The Great Simoleon Caper
by Neal Stephenson
Hard to imagine a less attractive life-style for a young man just out of college than going back to
Bismarck to live with his parents - unless it's living with his brother in the suburbs of Chicago,
which, naturally, is what I did. Mom at least bakes a mean cherry pie. Joe, on the other hand, got me
into a permanent emotional headlock and found some way, every day, to give me psychic noogies.
For example, there was the day he gave me the job of figuring out how many jelly beans it would
take to fill up Soldier Field.

Let us stipulate that it's all my fault; Joe would want me to be clear on that point. Just as he was
always good with people, I was always good with numbers. As Joe tells me at least once a week, I
should have studied engineering. Drifted between majors instead, ended up with a major in math and
a minor in art - just about the worst thing you can put on a job app.

Joe, on the other hand, went into the ad game. When the Internet and optical fiber and HDTV and
digital cash all came together and turned into what we now call the Metaverse, most of the big ad
agencies got hammered - because in the Metaverse, you can actually whip out a gun and blow the
Energizer Bunny's head off, and a lot of people did. Joe borrowed 10,000 bucks from Mom and Dad
and started this clever young ad agency. If you've spent any time crawling the Metaverse, you've seen
his work - and it's seen you, and talked to you, and followed you around.

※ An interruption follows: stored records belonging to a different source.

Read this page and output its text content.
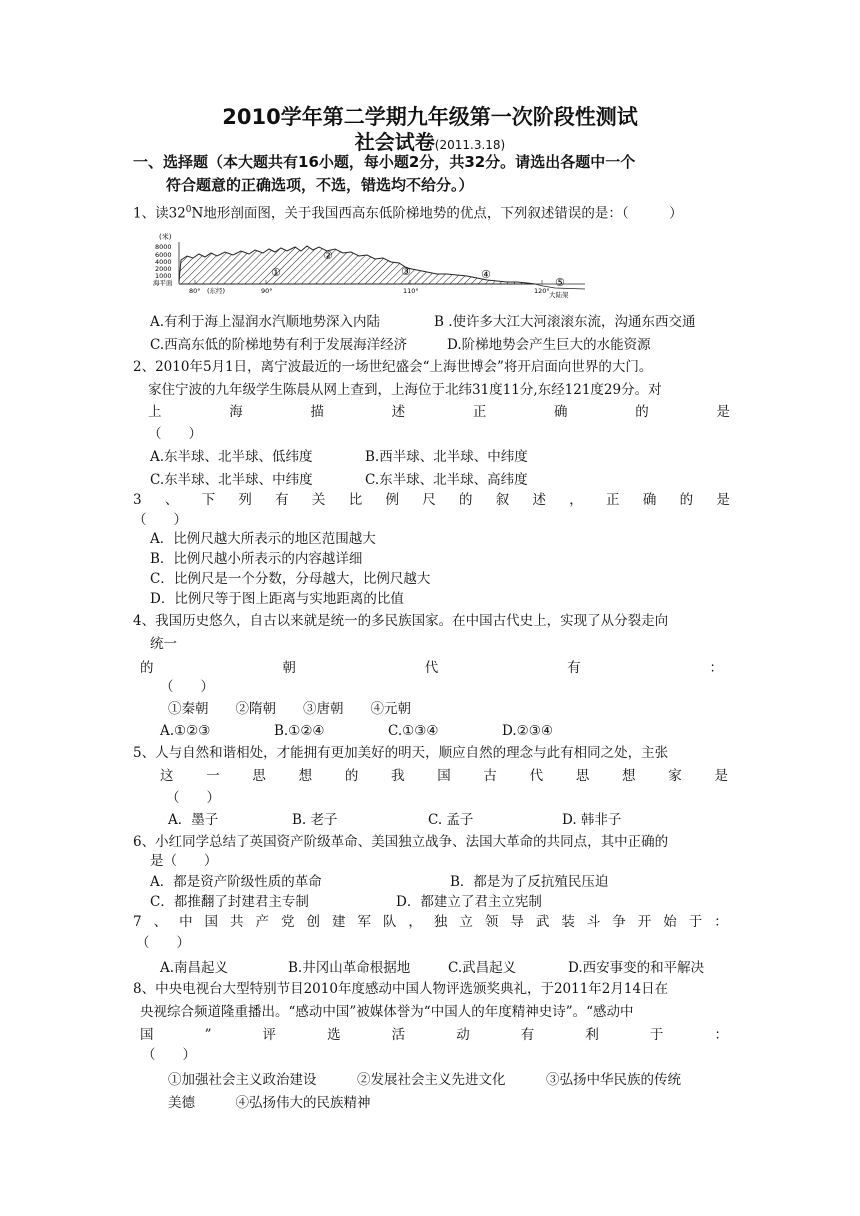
2010学年第二学期九年级第一次阶段性测试
社会试卷(2011.3.18)
一、选择题（本大题共有16小题，每小题2分，共32分。请选出各题中一个
符合题意的正确选项，不选，错选均不给分。）
1、读$32^0N$地形剖面图，关于我国西高东低阶梯地势的优点，下列叙述错误的是：（　　　）
(米)
8000
6000
4000
2000
1000
海平面
80° (东经)	90°	110°	120°
①
②
③	④
⑤
大陆架
A.有利于海上湿润水汽顺地势深入内陆	B .使许多大江大河滚滚东流，沟通东西交通
C.西高东低的阶梯地势有利于发展海洋经济	D.阶梯地势会产生巨大的水能资源
2、2010年5月1日，离宁波最近的一场世纪盛会“上海世博会”将开启面向世界的大门。
家住宁波的九年级学生陈晨从网上查到，上海位于北纬31度11分,东经121度29分。对
上	海	描	述	正	确	的	是
（　　）
A.东半球、北半球、低纬度	B.西半球、北半球、中纬度
C.东半球、北半球、中纬度	C.东半球、北半球、高纬度
3 、 下 列 有 关 比 例 尺 的 叙 述 ， 正 确 的 是
（　　）
A．比例尺越大所表示的地区范围越大
B．比例尺越小所表示的内容越详细
C．比例尺是一个分数，分母越大，比例尺越大
D．比例尺等于图上距离与实地距离的比值
4、我国历史悠久，自古以来就是统一的多民族国家。在中国古代史上，实现了从分裂走向
统一
的	朝	代	有	：
（　　）
①秦朝　　②隋朝　　③唐朝　　④元朝
A.①②③	B.①②④	C.①③④	D.②③④
5、人与自然和谐相处，才能拥有更加美好的明天，顺应自然的理念与此有相同之处，主张
这 一 思 想 的 我 国 古 代 思 想 家 是
（　　）
A．墨子	B. 老子	C. 孟子	D. 韩非子
6、小红同学总结了英国资产阶级革命、美国独立战争、法国大革命的共同点，其中正确的
是（　　）
A．都是资产阶级性质的革命	B．都是为了反抗殖民压迫
C．都推翻了封建君主专制	D．都建立了君主立宪制
7 、 中 国 共 产 党 创 建 军 队 ， 独 立 领 导 武 装 斗 争 开 始 于 ：
（　　）
A.南昌起义	B.井冈山革命根据地	C.武昌起义	D.西安事变的和平解决
8、中央电视台大型特别节目2010年度感动中国人物评选颁奖典礼，于2011年2月14日在
央视综合频道隆重播出。“感动中国”被媒体誉为“中国人的年度精神史诗”。“感动中
国	”	评	选	活	动	有	利	于	：
（　　）
①加强社会主义政治建设　　　②发展社会主义先进文化　　　③弘扬中华民族的传统
美德　　　④弘扬伟大的民族精神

Mom and Dad stayed in their same little house in Bismarck, North Dakota. None of their neighbors
guessed that if they cashed in their stock in Joe's agency, they'd be worth about $20 million. I nagged
them to diversify their portfolio - you know, buy a bushel basket of Krugerrands and bury them in the
backyard, or maybe put a few million into a mutual fund. But Mom and Dad felt this would be a
no-confidence vote in Joe. "It'd be," Dad said, "like showing up for your kid's piano recital with a
Walkman."

Joe comes home one January evening with a magnum of champagne. After giving me the obligatory
hazing about whether I'm old enough to drink, he pours me a glass. He's already banished his two
sons to the Home Theater. They have cranked up the set-top box they got for Christmas. Patch this
baby into your HDTV, and you can cruise the Metaverse, wander the Web and choose from among
several user-friendly operating systems, each one rife with automatic help systems, customer-service
hot lines and intelligent agents. The theater's subwoofer causes our silverware to buzz around like
sheet-metal hockey players, and amplified explosions knock swirling nebulas of tiny bubbles loose
from the insides of our champagne glasses. Those low frequencies must penetrate the young brain
somehow, coming in under kids' media-hip radar and injecting the edfotainucational muchomedia
bitstream direct into their cerebral cortices.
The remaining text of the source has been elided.